According to U.S. occupation authorities, the paper published an article 10 days ago titled, “Death to all spies and those who cooperate with the U.S.; killing them is religious duty.” The headline closely echoed recent threats made by clandestine armed groups against U.S. forces and their Iraqi collaborators.
“The Coalitional Provisional Authority supports and encourages the development of a free and responsible Iraqi press,” the occupation agency said in a statement today. But it said Al-Mustaqila “has chosen to threaten the basic human rights of Iraqi citizens” and published a “clearly inciteful article,” putting it in violation of occupation press rules.
The U.S. authority has banned all Iraqi media from publishing or airing material it views as inciting political, religious or ethnic violence or promoting attacks on U.S. forces here. It has already shut down one Baghdad radio station and one Shiite Muslim newspaper in Najaf on these grounds.

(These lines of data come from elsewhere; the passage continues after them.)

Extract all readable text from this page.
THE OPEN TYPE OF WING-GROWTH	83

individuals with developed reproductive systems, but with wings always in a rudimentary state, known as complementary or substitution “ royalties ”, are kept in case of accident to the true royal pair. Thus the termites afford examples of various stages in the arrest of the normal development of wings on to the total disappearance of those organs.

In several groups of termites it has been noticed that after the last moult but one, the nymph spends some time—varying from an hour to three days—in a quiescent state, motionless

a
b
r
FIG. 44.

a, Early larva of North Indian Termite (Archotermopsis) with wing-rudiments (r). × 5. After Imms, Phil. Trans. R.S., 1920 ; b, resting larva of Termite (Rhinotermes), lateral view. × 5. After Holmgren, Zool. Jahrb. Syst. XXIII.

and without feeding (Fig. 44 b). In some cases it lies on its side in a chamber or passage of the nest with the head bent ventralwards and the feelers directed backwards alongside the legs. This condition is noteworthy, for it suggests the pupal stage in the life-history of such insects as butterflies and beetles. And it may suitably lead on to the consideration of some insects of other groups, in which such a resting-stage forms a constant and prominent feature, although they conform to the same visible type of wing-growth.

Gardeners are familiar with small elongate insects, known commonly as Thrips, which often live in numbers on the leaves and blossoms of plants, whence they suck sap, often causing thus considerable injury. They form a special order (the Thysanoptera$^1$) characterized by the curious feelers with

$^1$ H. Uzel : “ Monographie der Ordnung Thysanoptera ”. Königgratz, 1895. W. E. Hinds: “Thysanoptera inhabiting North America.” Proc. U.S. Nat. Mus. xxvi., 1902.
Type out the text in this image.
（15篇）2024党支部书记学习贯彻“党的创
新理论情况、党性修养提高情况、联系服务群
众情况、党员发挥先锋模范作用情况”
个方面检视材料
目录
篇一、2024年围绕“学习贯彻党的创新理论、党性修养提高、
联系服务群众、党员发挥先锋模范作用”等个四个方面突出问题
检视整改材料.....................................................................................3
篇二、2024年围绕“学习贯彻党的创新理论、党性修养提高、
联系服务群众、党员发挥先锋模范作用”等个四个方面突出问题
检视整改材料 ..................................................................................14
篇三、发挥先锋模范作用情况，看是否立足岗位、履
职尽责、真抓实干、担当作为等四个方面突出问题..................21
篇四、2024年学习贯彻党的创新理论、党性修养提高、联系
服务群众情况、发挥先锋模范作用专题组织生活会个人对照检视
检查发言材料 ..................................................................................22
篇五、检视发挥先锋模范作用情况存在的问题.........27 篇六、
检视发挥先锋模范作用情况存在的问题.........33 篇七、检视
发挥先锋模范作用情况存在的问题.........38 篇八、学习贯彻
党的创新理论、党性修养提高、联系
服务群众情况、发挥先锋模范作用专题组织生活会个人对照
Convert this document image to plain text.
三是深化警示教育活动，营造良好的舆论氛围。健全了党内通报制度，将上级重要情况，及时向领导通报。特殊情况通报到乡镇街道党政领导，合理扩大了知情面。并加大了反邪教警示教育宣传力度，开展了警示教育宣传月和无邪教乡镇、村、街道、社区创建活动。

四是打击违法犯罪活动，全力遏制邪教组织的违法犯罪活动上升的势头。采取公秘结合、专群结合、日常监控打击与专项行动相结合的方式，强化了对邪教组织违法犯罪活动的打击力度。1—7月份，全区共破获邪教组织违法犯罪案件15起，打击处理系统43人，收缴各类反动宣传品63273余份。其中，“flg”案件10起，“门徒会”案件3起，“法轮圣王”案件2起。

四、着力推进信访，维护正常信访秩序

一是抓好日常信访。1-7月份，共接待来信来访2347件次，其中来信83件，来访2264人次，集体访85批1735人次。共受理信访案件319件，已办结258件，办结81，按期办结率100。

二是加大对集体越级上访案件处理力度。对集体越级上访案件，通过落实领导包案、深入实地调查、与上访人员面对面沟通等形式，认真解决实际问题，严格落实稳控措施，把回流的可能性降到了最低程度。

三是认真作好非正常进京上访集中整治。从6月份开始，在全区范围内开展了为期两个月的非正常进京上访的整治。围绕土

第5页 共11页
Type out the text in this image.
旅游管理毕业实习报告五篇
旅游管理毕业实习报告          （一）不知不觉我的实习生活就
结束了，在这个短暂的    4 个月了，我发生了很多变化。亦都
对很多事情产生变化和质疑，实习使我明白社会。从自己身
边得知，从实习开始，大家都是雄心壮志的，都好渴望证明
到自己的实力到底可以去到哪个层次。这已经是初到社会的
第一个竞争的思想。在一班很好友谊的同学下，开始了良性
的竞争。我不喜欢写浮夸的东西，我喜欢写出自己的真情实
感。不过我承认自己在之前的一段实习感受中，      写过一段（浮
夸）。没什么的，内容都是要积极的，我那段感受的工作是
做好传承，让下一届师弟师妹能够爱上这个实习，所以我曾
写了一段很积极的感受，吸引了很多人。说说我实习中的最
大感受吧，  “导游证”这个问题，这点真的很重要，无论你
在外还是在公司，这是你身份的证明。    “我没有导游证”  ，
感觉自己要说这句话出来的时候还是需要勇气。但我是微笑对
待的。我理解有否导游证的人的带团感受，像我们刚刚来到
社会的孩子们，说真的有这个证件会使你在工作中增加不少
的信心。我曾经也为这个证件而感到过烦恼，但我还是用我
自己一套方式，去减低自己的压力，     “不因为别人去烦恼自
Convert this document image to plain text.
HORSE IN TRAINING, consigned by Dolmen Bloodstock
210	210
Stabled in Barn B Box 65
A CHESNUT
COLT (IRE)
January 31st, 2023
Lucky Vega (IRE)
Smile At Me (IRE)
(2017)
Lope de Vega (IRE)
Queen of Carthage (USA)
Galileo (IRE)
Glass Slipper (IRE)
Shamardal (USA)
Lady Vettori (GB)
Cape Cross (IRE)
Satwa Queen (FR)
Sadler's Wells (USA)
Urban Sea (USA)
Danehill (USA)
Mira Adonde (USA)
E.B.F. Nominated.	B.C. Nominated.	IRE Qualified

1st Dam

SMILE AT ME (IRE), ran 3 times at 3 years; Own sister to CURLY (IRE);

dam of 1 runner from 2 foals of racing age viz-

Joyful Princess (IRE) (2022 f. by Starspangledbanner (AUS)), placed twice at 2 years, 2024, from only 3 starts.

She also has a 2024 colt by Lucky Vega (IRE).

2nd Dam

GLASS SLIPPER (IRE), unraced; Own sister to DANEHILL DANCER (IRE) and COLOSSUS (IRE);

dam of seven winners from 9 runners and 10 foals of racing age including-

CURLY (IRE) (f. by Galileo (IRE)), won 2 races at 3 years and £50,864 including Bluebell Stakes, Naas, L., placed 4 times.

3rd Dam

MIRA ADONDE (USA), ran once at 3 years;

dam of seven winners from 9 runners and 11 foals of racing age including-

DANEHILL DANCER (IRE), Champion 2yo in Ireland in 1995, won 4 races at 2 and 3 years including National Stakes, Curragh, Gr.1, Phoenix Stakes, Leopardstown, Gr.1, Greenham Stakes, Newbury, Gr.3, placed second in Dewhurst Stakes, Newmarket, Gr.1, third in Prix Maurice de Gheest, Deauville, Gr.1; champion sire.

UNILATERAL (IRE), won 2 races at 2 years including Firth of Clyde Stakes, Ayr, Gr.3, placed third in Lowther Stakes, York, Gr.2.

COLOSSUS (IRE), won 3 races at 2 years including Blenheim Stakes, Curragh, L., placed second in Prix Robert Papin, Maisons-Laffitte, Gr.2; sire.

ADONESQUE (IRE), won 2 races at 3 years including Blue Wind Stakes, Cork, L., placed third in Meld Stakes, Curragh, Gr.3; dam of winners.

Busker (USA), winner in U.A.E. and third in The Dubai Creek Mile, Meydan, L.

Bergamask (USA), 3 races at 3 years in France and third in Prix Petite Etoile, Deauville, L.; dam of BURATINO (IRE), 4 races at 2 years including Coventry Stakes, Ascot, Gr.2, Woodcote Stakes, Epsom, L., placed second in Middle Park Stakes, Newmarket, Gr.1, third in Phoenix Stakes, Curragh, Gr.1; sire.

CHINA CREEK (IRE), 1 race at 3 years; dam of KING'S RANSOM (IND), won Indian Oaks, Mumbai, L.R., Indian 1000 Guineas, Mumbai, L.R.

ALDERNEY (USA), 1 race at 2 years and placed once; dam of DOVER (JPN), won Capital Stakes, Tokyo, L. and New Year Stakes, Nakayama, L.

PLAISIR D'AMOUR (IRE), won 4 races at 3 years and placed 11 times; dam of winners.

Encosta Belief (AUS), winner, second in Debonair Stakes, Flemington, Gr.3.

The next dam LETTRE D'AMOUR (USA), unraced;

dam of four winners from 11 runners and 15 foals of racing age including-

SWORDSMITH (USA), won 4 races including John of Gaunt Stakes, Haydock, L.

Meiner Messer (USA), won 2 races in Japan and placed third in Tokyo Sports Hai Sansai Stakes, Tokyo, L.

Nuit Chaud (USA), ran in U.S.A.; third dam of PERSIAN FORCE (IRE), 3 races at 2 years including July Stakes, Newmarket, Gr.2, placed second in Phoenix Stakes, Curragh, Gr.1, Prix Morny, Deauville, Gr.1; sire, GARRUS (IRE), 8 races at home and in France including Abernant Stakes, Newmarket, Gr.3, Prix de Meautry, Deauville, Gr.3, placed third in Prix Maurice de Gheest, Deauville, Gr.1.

In a report today, the Paris-based advocacy group Reporters Without Borders criticized the occupation press rules, saying U.S. authorities should ease their restrictions on the Iraqi media and develop more “liberal and democratic” regulations.
The Iraqi Governing Council, appointed earlier this month by U.S. officials, issued a statement today supporting the shutdown of Al-Mustaqila. It said the article in question was “inconsistent with all laws, religious principles and human rights,” and that the right to press dissent should not extend to “calling for the shedding of others’ blood.”
Today, the two-story yellow building that housed Al-Mustaqila was locked and empty, and no copies of the newspaper could be found at any newsstand in downtown Baghdad. But several neighbors described Monday’s armed raid in detail and said they were surprised because nothing about the newspaper or its staff had appeared out of the ordinary.
“Everything seemed normal. There was nothing suspicious. They reported on what was happening, including the attacks [on U.S. troops] in Fallujah,” said Abdul Mohsin, 40, who manages a printing plant across the street. He said the police and U.S. troops turned the newspaper’s office upside down and took some equipment.
Occupation authorities could not be reached for comment tonight. It was not immediately clear whether the article in question had been a news story or an editorial, and there was no information on the whereabouts of Al-Mustaqila’s manager or whether any charges would be filed against him.
Several Iraqi newspaper journalists said they knew little about Al-Mustaqila but that they did not feel the U.S. authorities were interfering unduly in their own reporting. More than 50 newspapers and magazines have opened in the capital since the government of president Saddam Hussein was deposed.
“Every day the Americans send a representative with their news, and we are free to publish it or not,” said Nadah Shauqat, an editor at Az-Zaman, the best-known Baghdad daily. “We are independent. We publish news and interviews about political groups, but we do not publish propaganda.”